In this retrospective, observational study, patients with CHD/CHD risk equivalent on statin therapy were identified during 2004 to 2008 in a US managed care database. Prescribing patterns and effect of switching from statin monotherapy to combination ezetimibe/simvastatin therapy vs uptitration to higher statin dose/potency level and no change from initial statin potency on LDL-C lowering were assessed. Percentage of change from baseline in LDL-C levels and odds ratios for LDL-C goal attainment were estimated with analyses of covariance and logistic regression.

Results

Of 27,919 eligible patients on statin therapy, 2671 (9.6%) switched to ezetimibe/simvastatin therapy, 11,035 (39.5%) uptitrated statins, and 14,213 (50.9%) remained on the same statin monotherapy. LDL-C reduction from baseline and attainment of LDL-C <100 and <70 mg/dL were substantially greater for patients who switched to ezetimibe/simvastatin therapy (−24.0%, 81.2%, and 35.2%, respectively) than for patients who titrated (−9.6%, 68.0%, and 18.4%, respectively) or remained on initial statin therapy (4.9%, 72.2%, and 23.7%, respectively). The odds ratios for attainment of LDL-C <100 and <70 mg/dL were also higher for patients who switched than for patients who uptitrated and had no therapy change than for patients who titrated vs no therapy change.

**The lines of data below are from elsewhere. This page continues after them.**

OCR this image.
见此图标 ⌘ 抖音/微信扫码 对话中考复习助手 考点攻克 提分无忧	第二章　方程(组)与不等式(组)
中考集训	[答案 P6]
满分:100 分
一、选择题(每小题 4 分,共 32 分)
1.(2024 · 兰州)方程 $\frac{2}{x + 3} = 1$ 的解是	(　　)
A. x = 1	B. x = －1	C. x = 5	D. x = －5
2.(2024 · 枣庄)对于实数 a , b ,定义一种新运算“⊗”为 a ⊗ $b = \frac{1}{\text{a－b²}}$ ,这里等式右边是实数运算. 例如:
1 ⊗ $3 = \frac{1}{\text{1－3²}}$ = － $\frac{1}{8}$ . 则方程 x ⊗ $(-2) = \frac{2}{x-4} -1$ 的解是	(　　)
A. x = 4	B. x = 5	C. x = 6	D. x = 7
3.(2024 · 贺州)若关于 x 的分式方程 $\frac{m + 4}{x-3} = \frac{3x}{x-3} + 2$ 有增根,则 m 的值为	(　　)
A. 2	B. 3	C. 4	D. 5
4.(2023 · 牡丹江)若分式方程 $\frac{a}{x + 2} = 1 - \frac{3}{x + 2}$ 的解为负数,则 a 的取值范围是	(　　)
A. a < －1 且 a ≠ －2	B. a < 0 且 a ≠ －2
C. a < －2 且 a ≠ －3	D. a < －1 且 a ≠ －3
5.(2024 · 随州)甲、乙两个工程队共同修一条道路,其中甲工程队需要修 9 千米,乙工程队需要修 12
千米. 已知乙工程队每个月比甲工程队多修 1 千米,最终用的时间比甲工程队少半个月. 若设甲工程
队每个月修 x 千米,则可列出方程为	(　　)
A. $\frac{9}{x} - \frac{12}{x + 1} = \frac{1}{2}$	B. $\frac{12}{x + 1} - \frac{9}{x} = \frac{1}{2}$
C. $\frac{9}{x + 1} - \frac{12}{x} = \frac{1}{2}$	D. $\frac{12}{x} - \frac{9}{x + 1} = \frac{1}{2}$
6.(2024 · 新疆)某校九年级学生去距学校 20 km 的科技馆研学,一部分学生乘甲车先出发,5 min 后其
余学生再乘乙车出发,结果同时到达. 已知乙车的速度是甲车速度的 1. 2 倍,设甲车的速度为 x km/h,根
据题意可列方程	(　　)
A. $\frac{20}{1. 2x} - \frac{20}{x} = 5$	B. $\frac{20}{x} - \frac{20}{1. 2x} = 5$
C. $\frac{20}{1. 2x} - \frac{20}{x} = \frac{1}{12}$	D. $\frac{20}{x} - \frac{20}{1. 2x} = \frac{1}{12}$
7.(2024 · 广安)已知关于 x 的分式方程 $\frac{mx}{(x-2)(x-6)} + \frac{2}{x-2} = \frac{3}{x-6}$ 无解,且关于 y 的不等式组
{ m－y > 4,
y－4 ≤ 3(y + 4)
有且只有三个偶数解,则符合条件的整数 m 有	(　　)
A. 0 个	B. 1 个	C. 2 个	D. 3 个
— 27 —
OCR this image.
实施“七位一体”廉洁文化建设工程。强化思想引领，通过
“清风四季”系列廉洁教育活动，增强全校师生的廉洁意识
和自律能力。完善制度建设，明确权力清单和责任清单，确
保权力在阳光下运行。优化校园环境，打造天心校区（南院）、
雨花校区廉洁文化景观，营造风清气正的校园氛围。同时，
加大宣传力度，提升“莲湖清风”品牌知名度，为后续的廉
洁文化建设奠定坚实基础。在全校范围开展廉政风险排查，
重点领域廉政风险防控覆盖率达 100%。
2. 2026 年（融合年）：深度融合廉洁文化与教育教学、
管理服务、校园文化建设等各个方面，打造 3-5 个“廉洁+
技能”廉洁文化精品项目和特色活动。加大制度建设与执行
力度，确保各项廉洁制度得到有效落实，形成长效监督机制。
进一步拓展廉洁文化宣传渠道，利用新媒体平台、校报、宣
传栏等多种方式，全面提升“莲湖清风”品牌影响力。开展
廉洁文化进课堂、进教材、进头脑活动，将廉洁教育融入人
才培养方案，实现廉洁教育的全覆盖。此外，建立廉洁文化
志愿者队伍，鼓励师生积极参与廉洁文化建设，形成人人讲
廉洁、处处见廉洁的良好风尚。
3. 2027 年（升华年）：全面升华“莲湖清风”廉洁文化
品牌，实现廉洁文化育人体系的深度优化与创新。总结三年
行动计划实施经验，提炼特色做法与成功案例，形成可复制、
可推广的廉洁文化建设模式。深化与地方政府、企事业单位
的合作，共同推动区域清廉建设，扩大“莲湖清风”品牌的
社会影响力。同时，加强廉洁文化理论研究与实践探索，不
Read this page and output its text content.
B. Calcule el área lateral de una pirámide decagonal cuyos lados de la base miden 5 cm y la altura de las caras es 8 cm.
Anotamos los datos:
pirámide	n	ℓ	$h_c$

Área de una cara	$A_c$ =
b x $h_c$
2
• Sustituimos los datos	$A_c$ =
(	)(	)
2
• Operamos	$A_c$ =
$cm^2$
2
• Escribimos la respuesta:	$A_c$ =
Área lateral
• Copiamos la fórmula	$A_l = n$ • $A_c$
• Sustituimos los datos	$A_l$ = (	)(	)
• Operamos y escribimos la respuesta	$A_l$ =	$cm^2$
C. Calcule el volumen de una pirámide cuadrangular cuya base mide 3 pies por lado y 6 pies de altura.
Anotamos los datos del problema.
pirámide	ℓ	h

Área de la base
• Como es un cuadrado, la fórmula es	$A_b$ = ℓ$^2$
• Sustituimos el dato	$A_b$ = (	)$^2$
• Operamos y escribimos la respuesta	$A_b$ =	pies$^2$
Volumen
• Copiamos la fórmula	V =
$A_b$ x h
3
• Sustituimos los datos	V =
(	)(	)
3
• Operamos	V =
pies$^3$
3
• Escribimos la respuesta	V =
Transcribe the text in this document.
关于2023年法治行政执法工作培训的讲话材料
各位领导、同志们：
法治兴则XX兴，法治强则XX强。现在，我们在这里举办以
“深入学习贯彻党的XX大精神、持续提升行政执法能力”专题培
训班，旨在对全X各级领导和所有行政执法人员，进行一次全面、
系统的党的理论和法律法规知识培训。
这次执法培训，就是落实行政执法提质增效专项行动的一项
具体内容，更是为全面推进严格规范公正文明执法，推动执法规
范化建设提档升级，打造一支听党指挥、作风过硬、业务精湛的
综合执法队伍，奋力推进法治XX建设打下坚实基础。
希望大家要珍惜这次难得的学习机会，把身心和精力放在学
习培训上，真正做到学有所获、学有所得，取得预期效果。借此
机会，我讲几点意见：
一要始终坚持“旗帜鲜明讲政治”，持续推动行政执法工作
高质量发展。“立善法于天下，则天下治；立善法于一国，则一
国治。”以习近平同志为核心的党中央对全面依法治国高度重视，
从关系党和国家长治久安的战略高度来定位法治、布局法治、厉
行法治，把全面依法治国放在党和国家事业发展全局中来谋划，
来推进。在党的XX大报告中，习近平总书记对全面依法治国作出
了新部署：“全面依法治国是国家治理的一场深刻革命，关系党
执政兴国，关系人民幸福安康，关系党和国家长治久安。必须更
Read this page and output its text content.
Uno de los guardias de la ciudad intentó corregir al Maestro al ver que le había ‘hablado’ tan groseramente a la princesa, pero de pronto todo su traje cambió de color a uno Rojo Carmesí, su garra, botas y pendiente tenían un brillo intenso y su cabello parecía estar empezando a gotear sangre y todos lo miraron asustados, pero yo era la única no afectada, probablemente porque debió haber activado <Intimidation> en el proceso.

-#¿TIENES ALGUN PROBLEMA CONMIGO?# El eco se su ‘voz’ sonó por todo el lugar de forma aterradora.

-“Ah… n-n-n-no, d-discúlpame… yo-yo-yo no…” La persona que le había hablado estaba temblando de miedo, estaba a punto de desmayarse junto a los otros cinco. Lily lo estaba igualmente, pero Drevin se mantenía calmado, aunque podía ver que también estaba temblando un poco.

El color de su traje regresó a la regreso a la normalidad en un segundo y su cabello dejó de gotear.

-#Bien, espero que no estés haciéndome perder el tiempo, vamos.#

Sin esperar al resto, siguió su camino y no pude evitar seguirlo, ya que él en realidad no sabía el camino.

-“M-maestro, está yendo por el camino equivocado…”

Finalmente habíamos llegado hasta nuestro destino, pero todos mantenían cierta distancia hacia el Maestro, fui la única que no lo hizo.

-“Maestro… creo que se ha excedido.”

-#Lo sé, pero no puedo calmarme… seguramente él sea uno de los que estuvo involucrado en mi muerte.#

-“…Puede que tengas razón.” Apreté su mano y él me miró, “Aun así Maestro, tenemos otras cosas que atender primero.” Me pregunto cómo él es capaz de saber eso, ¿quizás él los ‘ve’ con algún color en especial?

Similarly, among a subgroup of patients not at LDL-C <100 mg/dL on baseline therapy, attainment of LDL-C <100 and <70 mg/dL was greater for patients who switched than for statin uptitration vs no change, as well as for patients who uptritrated statins vs no therapy change.

Conclusion

In this study, LDL-C lowering and goal attainment rates improved substantially for patients with high-risk CHD on statin monotherapy who switched to combination ezetimibe/statin or uptitrated their statin therapies; however, approximately one-third of these patients still did not attain the optional recommended LDL-C goal of <70 mg/dL. Moreover, these higher efficacy lipid-lowering therapies were infrequently prescribed, indicating the need for further assessment of barriers to LDL-C goal attainment in actual practice settings.